Thursday, September 29, 2016

How Feasible are Electric-Powered Cars for Widespread Use?

Potential for widespread electrification of personal vehicle travel in the United States (Abstract, Zachary A. Needell, James McNerney, Michael T. Chang & Jessika E. Trancik, Nature Energy, Aug. 15, 2016)

Also discussed here: Today's electric vehicles can make a dent in climate change: Electric vehicles can meet drivers' needs enough to replace 90 percent of vehicles now on the road (Science Daily, Aug. 15, 2016)

And here: Low-carbon infrastructure strategies for cities (Abstract, C. A. Kennedy, N. Ibrahim & D. Hoornweg, Nature climate change, Mar.16,2014)

Today we review research into the feasibility of widespread use of e-cars for urban transportation. Results indicate that 87% of current needs can easily be met by today’s electric vehicle technology, noting the obstacles that are holding back their full acceptance can or will be overcome. The need to charge batteries can be done overnight or during the day in parking facilities. The relative short driving range can be overcome for driving long distances by utilizing alternatives such as car-sharing with conventional vehicles or by purchasing a second car for those needs.
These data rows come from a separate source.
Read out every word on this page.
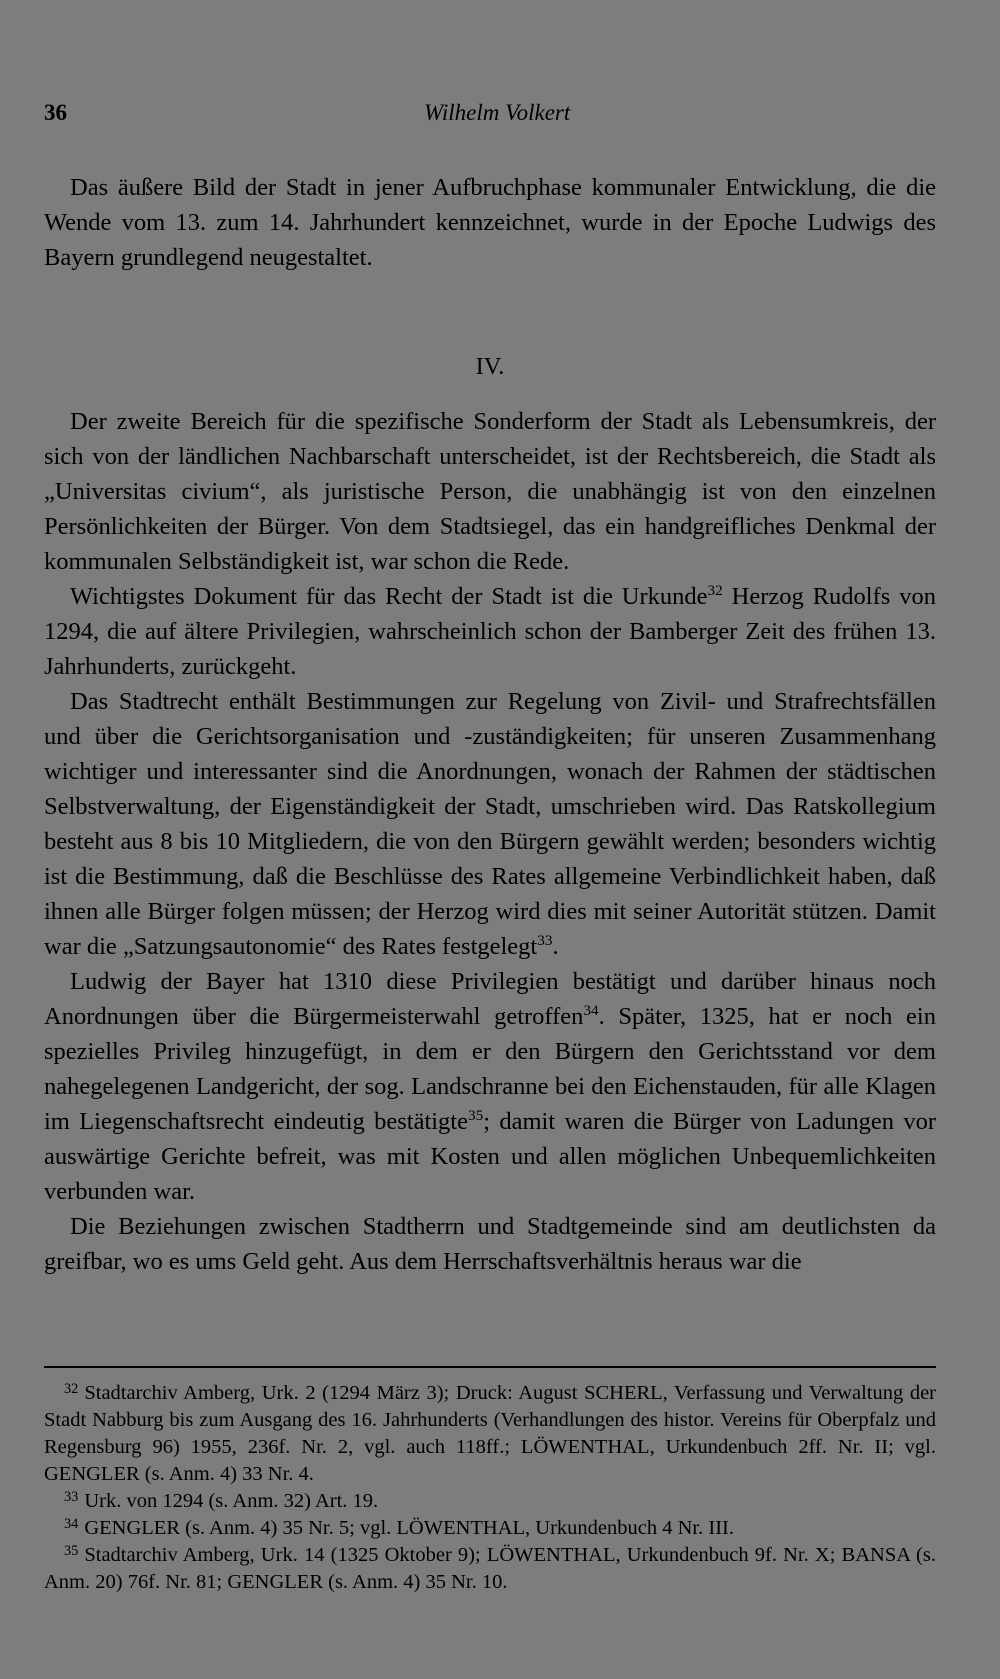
36	Wilhelm Volkert

Das äußere Bild der Stadt in jener Aufbruchphase kommunaler Entwicklung, die die Wende vom 13. zum 14. Jahrhundert kennzeichnet, wurde in der Epoche Ludwigs des Bayern grundlegend neugestaltet.

IV.

Der zweite Bereich für die spezifische Sonderform der Stadt als Lebensumkreis, der sich von der ländlichen Nachbarschaft unterscheidet, ist der Rechtsbereich, die Stadt als „Universitas civium“, als juristische Person, die unabhängig ist von den einzelnen Persönlichkeiten der Bürger. Von dem Stadtsiegel, das ein handgreifliches Denkmal der kommunalen Selbständigkeit ist, war schon die Rede.

Wichtigstes Dokument für das Recht der Stadt ist die Urkunde$^{32}$ Herzog Rudolfs von 1294, die auf ältere Privilegien, wahrscheinlich schon der Bamberger Zeit des frühen 13. Jahrhunderts, zurückgeht.

Das Stadtrecht enthält Bestimmungen zur Regelung von Zivil- und Strafrechtsfällen und über die Gerichtsorganisation und -zuständigkeiten; für unseren Zusammenhang wichtiger und interessanter sind die Anordnungen, wonach der Rahmen der städtischen Selbstverwaltung, der Eigenständigkeit der Stadt, umschrieben wird. Das Ratskollegium besteht aus 8 bis 10 Mitgliedern, die von den Bürgern gewählt werden; besonders wichtig ist die Bestimmung, daß die Beschlüsse des Rates allgemeine Verbindlichkeit haben, daß ihnen alle Bürger folgen müssen; der Herzog wird dies mit seiner Autorität stützen. Damit war die „Satzungsautonomie“ des Rates festgelegt$^{33}$.

Ludwig der Bayer hat 1310 diese Privilegien bestätigt und darüber hinaus noch Anordnungen über die Bürgermeisterwahl getroffen$^{34}$. Später, 1325, hat er noch ein spezielles Privileg hinzugefügt, in dem er den Bürgern den Gerichtsstand vor dem nahegelegenen Landgericht, der sog. Landschranne bei den Eichenstauden, für alle Klagen im Liegenschaftsrecht eindeutig bestätigte$^{35}$; damit waren die Bürger von Ladungen vor auswärtige Gerichte befreit, was mit Kosten und allen möglichen Unbequemlichkeiten verbunden war.

Die Beziehungen zwischen Stadtherrn und Stadtgemeinde sind am deutlichsten da greifbar, wo es ums Geld geht. Aus dem Herrschaftsverhältnis heraus war die

$^{32}$ Stadtarchiv Amberg, Urk. 2 (1294 März 3); Druck: August SCHERL, Verfassung und Verwaltung der Stadt Nabburg bis zum Ausgang des 16. Jahrhunderts (Verhandlungen des histor. Vereins für Oberpfalz und Regensburg 96) 1955, 236f. Nr. 2, vgl. auch 118ff.; LÖWENTHAL, Urkundenbuch 2ff. Nr. II; vgl. GENGLER (s. Anm. 4) 33 Nr. 4.

$^{33}$ Urk. von 1294 (s. Anm. 32) Art. 19.

$^{34}$ GENGLER (s. Anm. 4) 35 Nr. 5; vgl. LÖWENTHAL, Urkundenbuch 4 Nr. III.

$^{35}$ Stadtarchiv Amberg, Urk. 14 (1325 Oktober 9); LÖWENTHAL, Urkundenbuch 9f. Nr. X; BANSA (s. Anm. 20) 76f. Nr. 81; GENGLER (s. Anm. 4) 35 Nr. 10.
Converting 90% of today’s vehicles to electric power would reduce greenhouse gas emissions for the USA by 30% - or more if power came from utilities with lower carbon fuel use.


Key Quotes:

“the energy requirements of 87% of vehicle-days could be met by an existing, affordable electric vehicle. This percentage is markedly similar across diverse cities, even when per capita gasoline consumption differs significantly.”

Car sharing or other means to serve this small number of high-energy days could play an important role in the electrification and decarbonization of transportation”

Electrification of infrastructure technologies is effective for cities where the carbon intensity of the grid is lower than ~600  tCO2e GWh−1; whereas transportation strategies will differ between low urban density (<~6,000 persons km−2) and high urban density (>~6,000 persons km−2) cities.”

 "The adoption potential of electric vehicles is remarkably similar across cities, from dense urban areas like New York, to sprawling cities like Houston. This goes against the view that electric vehicles -- at least affordable ones, which have limited range -- only really work in dense urban centers,"

"Roughly 90 percent of the personal vehicles on the road daily could be replaced by a low-cost electric vehicle available on the market today, even if the cars can only charge overnight…this would lead to an approximately 30 percent reduction in emissions from transportation. Deeper emissions cuts would be realized if power plants decarbonize over time."

“For days on which energy consumption is higher, such as for vacations, or days when an intensive need for heating or cooling would sharply curb the EV's distance range, driving needs could be met by using a different car (in a two-car home), or by renting, or using a car-sharing service.”